Him: Shhh, let’s just get you to the moon.
ohgod what if there’s some murderer in the backseat of my car while i’m driving alone and they hear me singing this cranberries song off-key
So apparently “You can’t tell me what to do, you’re not my real dad!” isn’t of much use when dealing with armed cops.
“It’s not my fault I keep losing my gloves.”

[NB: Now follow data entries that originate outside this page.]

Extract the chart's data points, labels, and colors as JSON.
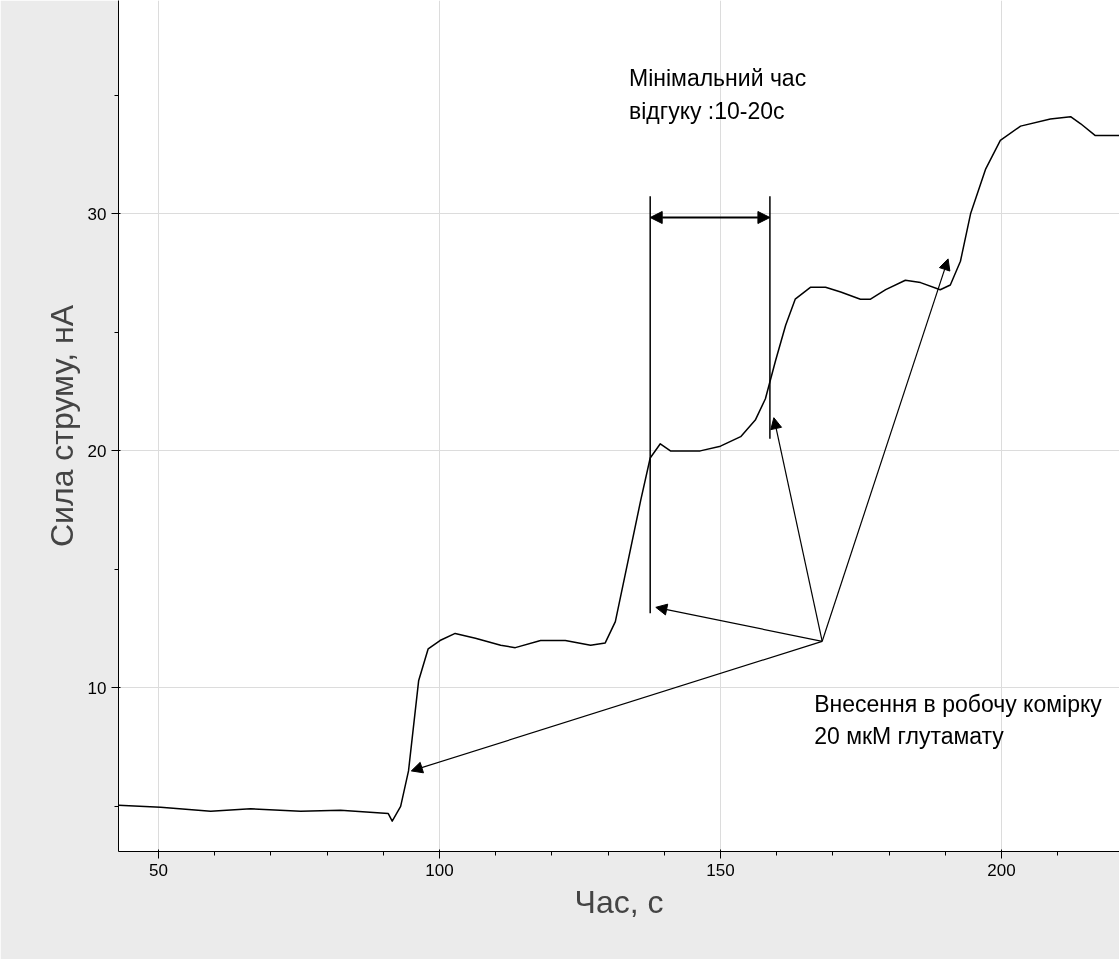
{
  "chart_data": {
    "type": "line",
    "xlabel": "Час, с",
    "ylabel": "Сила струму, нА",
    "xlim": [
      42.9,
      221
    ],
    "ylim": [
      3.1,
      39
    ],
    "xticks": [
      50,
      {
        "value": 60,
        "label": null
      },
      {
        "value": 70,
        "label": null
      },
      {
        "value": 80,
        "label": null
      },
      {
        "value": 90,
        "label": null
      },
      100,
      {
        "value": 110,
        "label": null
      },
      {
        "value": 120,
        "label": null
      },
      {
        "value": 130,
        "label": null
      },
      {
        "value": 140,
        "label": null
      },
      150,
      {
        "value": 160,
        "label": null
      },
      {
        "value": 170,
        "label": null
      },
      {
        "value": 180,
        "label": null
      },
      {
        "value": 190,
        "label": null
      },
      200,
      {
        "value": 210,
        "label": null
      }
    ],
    "yticks": [
      {
        "value": 5,
        "label": null
      },
      10,
      {
        "value": 15,
        "label": null
      },
      20,
      {
        "value": 25,
        "label": null
      },
      30,
      {
        "value": 35,
        "label": null
      }
    ],
    "grid": true,
    "marker": "none",
    "line_style": "solid",
    "series": [
      {
        "color": "#000000",
        "x": [
          42.9,
          50.4,
          59.3,
          66.4,
          75.3,
          82.4,
          90.9,
          91.6,
          93.1,
          94.5,
          96.3,
          98.0,
          100.1,
          102.8,
          106.4,
          110.9,
          113.5,
          118.0,
          122.4,
          126.9,
          129.5,
          131.3,
          133.6,
          135.8,
          137.5,
          139.3,
          141.1,
          146.4,
          150.0,
          153.6,
          156.2,
          158.0,
          159.8,
          161.6,
          163.3,
          166.0,
          168.7,
          171.4,
          174.9,
          176.7,
          179.4,
          182.9,
          185.6,
          189.1,
          190.9,
          192.7,
          194.5,
          197.2,
          199.8,
          203.4,
          208.7,
          212.3,
          214.1,
          216.7,
          221.0
        ],
        "values": [
          5.05,
          4.97,
          4.8,
          4.9,
          4.8,
          4.84,
          4.7,
          4.38,
          5.0,
          6.5,
          10.3,
          11.65,
          12.0,
          12.3,
          12.1,
          11.8,
          11.7,
          12.0,
          12.0,
          11.8,
          11.9,
          12.8,
          15.4,
          17.9,
          19.7,
          20.3,
          20.0,
          20.0,
          20.2,
          20.6,
          21.3,
          22.2,
          23.8,
          25.3,
          26.4,
          26.9,
          26.9,
          26.7,
          26.4,
          26.4,
          26.8,
          27.2,
          27.1,
          26.8,
          27.0,
          28.0,
          30.0,
          31.9,
          33.1,
          33.7,
          34.0,
          34.1,
          33.8,
          33.3,
          33.3
        ]
      }
    ],
    "ref_lines": [
      {
        "axis": "x",
        "value": 137.5,
        "color": "#000000"
      },
      {
        "axis": "x",
        "value": 158.8,
        "color": "#000000"
      }
    ],
    "annotations": [
      "Мінімальний час\nвідгуку :10-20с",
      "Внесення в робочу комірку\n20 мкМ глутамату"
    ]
  }
}
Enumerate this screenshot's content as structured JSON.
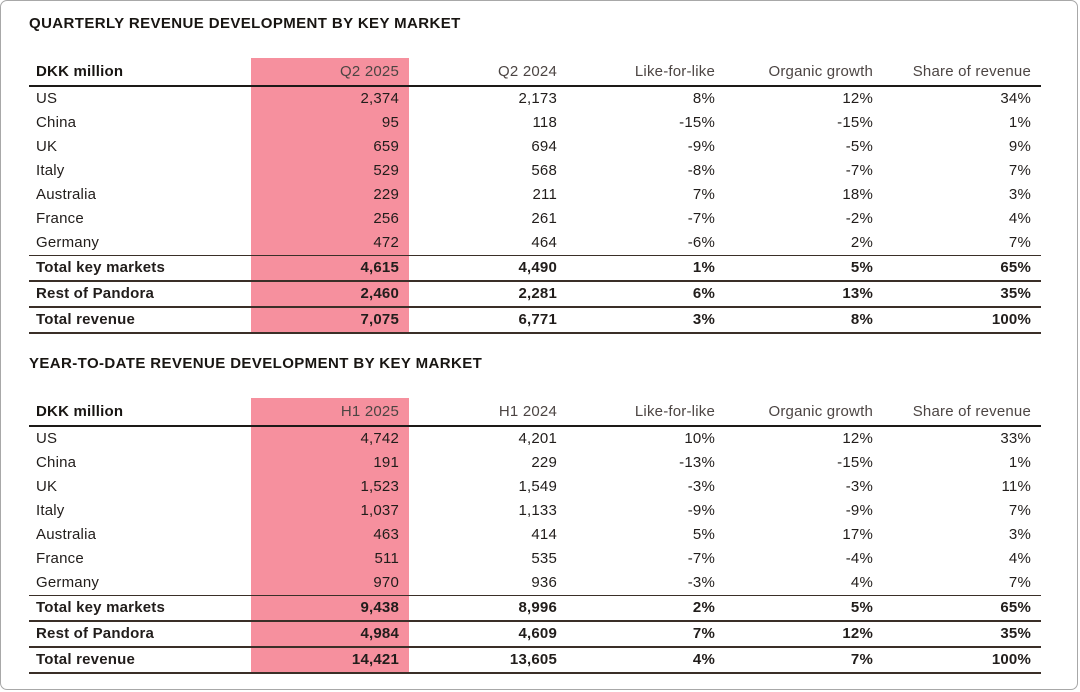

– a kid whose fault it most definitely is-
Him: I’m drowning in bills
Me: You should sign up for paperless
cashier: whoa 58 boxes of Mac and Cheese, having a party tonight?
me:
Cashier:
me:
Cashier:
me: sure
According to the group of firemen in our floor’s breakroom… my microwave popcorn is burnt
Friends, I say this to you with tongue firmly in cheek – don’t ever put super glue in your mouth.
“Damn girl, you look hot”
Really?
“Like a sexy little italian car”
DID YOU JUST CALL ME FIAT?!?
Police chief: So what do we know about the serial killer?
Detective: He’s white
Other detective: A muscular build
Me: He kills people
Twitter needs an aquarium for all the catfish that I net.
If I don’t make this right hand turn going exactly 3 mph, the entire universe will explode & everyone will die.
– the lady in front of me
I’ll never understand why people buy dogs from breeders when growing your own is free and far more rewarding.
*loses you in a crowd*
finally
Laughed so hard tears ran down my leg.